Cooler weather and high winds moved into Southern California today in advance of a storm that could bring snow to the mountains and the first rain to Los Angeles in about 150 days.

Meteorologists said the unstable weather system coming from British Columbia was the Southland's first winter storm, arriving months ahead of schedule and sending temperatures eight to 15 degrees below normal.

In downtown Los Angeles, where the average high during the month of September is 83 degrees, the temperature was 71 at 2 p.m., the National Weather Service said.

A wind advisory was issued today for the Antelope Valley, where gusts of up to 50 miles per hour were expected to kick up dust and sand and reduce visibility through the evening.
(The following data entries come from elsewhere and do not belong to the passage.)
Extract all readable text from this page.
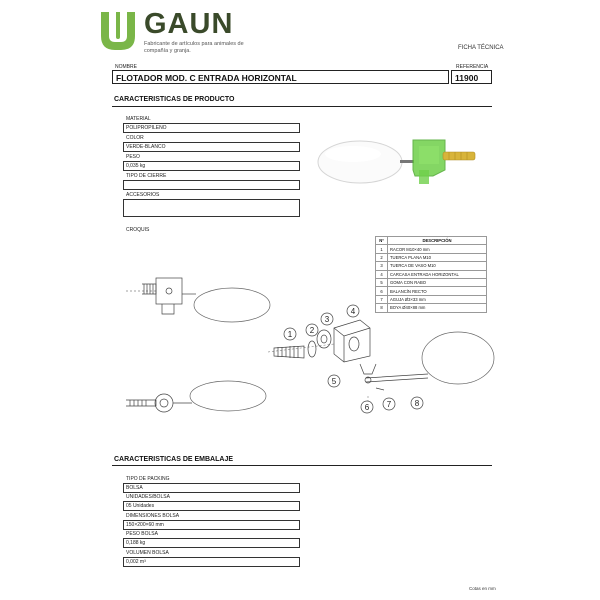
GAUN
Fabricante de artículos para animales de compañía y granja.	FICHA TÉCNICA
NOMBRE	REFERENCIA
FLOTADOR MOD. C ENTRADA HORIZONTAL	11900
CARACTERISTICAS DE PRODUCTO
MATERIAL
POLIPROPILENO
COLOR
VERDE-BLANCO
PESO
0,035 kg
TIPO DE CIERRE
ACCESORIOS
CROQUIS
Nº	DESCRIPCIÓN
1	RACOR M10×40 mm
2	TUERCA PLANA M10
3	TUERCA DE VASO M10
4	CARCASA ENTRADA HORIZONTAL
5	GOMA CON RABO
6	BALANCÍN RECTO
7	AGUJA Ø3×33 mm
8	BOYA Ø40×88 mm
1 2
3
4
5
6 7	8
CARACTERISTICAS DE EMBALAJE
TIPO DE PACKING
BOLSA
UNIDADES/BOLSA
05 Unidades
DIMENSIONES BOLSA
150×200×60 mm
PESO BOLSA
0,188 kg
VOLUMEN BOLSA
0,002 m³
Cotas en mm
"The storm is pretty unusual. It's pretty much our first winter storm of the season and it's barely fall," said weather service meteorologist Edan Lindaman. "Typically, we don't see storms like this until into early April."

Fall begins Friday.

The storm, which is over Oregon and slowly moving south, will stop over the central coast for 12 to 18 hours before it continues toward Southern California.

Lindaman said the front was preceded by a deep marine layer that could create widespread drizzle late tonight and Thursday.

She said Friday would be the most active day of the storm in Los Angeles and Santa Barbara counties, when showers are expected to produce one-half to 1 inch of rain.

The last measurable rain was April 22, Lindaman said.